Sincan Gençlik Teşkilâtı faaliyetleri
Adapazarı’nda kurulan Sakarya Gençlik Teşkilâtı ve İstanbul’da kurulan İstanbul gençlik teşkilatının benzerini, Sincan gibi henüz belediyelik bir köyde kurma maceralarına kalkıştık. Erol Yurdagül adında bir bakkal ağabeyimiz, Adapazarı’nda katıldığı seminerden kaptığı heyecenla Sincan’da böyle bir teşkilât kuracağız diye bastırıyor. “7-8 kişilik üniversite öğrencisi ve bir esnafla bu işin altından kalkamayız” diyorum. Meşveret ettik, ben karşı oy kullanmama rağmen kabul edildi. Meşveret kararı olarak resmî işlemleri ve diğer hazırlıkların takibi de bana verildi.
İlk faaliyetimizi, merhum Osman Demirci Hocamızın konferansları ile başlattık. Haftalık ve 15 günlük seminerler dizisinde çok faaliyetlerimiz oldu. Ankara’da üniversitede okuyan son sınıf öğrencilerinin çoğu Sincan Gençlik Teşkilâtında seminerler verdiler. Bu vesile ile yazar-çizer ve hatiplerin antreman alanı oldu.
Tanıtım el ilânlarını her program öncesi matbaada bastırır, Sincan’ın bütün esnaf ve camilerinde dağıtırdık. Banliyö treninin dolu olduğu sabah saatlerinde 3 kişi bütün seferlerde el ilânlarını dağıtırdık.
Anarşinin yoğun olduğu 1978-1979 yıllarında trende el ilânı ve bildiri dağıtmak kolay iş değildi. Sağ sol çatışmalarının olduğu bir zamanda bu örgütler el ilânı ve bildiri dağıtırken, bir iki kişi dağıtır, 20 kişi koruma görevi yapardı. Biz üç kişi (Osman, Hacı Karagöz) trenin iki ucu ve ortasından üçe bölünür, bütün trenin yolcularına 3 veya 5 dakika içinde seminer duyurularını dağıtır inerdik. Bir sonraki trene atlar, uçlardan ve ortadan başlar yine 3- 5 dk içinde bütün el ilânlarını dağıtırdık. Evet Osman İnan kardeşimizin bu faaliyetlerin her aşamasında gayretleri olmuştu.
Bir hafta sonu Ayaş ilçesinde
Talebelik yıllarında, Ankara’nın bir ilçesine hizmetlere destek için giderdik.

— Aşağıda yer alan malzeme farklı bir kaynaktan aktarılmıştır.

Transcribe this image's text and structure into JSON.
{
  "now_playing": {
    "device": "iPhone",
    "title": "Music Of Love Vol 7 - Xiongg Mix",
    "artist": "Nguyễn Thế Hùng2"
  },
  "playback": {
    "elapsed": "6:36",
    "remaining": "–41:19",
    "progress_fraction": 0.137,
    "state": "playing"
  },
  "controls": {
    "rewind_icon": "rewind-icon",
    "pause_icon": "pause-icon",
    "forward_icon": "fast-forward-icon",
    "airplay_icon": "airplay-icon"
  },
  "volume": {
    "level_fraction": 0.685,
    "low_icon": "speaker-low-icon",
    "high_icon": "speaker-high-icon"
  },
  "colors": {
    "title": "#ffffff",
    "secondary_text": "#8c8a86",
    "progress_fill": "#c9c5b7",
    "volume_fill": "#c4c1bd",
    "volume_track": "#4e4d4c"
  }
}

Osman kardeşimizle bir Ocak ayı Cumartesi Ayaş ilçesine gittik. Gündüz esnafı ziyaret ettik, akşam sohbete davet ettik. İki odalı, duvarı yoğun rutubetli küçük bir yerdi. Akşam sohbet sonunda geri dönecek araç olmadığından gece yatmak zorunda kaldık. Soba yerine piknik tüpü üzerine takılı ısıtıcı ile ısınıyoruz. Yattıktan sonra gaz sızıntısından fenalık geçiriyoruz, kendimizi dışarı nasıl attığımızı hâlâ anlayamıyorum. Halbuki gaz zehirlenmesinden insan farkında olmadan uyuya kalır. Demek takdir ve ecel vakti değilmiş. Şimdi gaz kokusuna karşı hassasiyetim o zamandan beri devam ediyor.
Yasin okumadan yatmak yok
Sincan'da her perşembe akşamı düzenli meşveret yapardık. Gündemin değişmez maddeleri; günlük okumalar, haftalık umûmî sohbetler, komşu ilçe ziyaretleri, okul (fakültelerin) dersleri, gençlik teşkilatının faaliyetleri müzakere edilir. Günlük 10 sayfanın altında okunmaz. Büyük Cevşen bölüşülerek günlük okunur. Her Perşembe Yasin-i Şerif okunur. Bazen çok yorgun ve gecikme olunca Osman kardeş okumadan kimseyi yatırmaz. Hiç olmazsa birer sayfa bölüştürüp Yasin okunur ve abdestli olarak yatağa girilir. Osman kardeşte bu titizlik daha ileri seviyedeydi.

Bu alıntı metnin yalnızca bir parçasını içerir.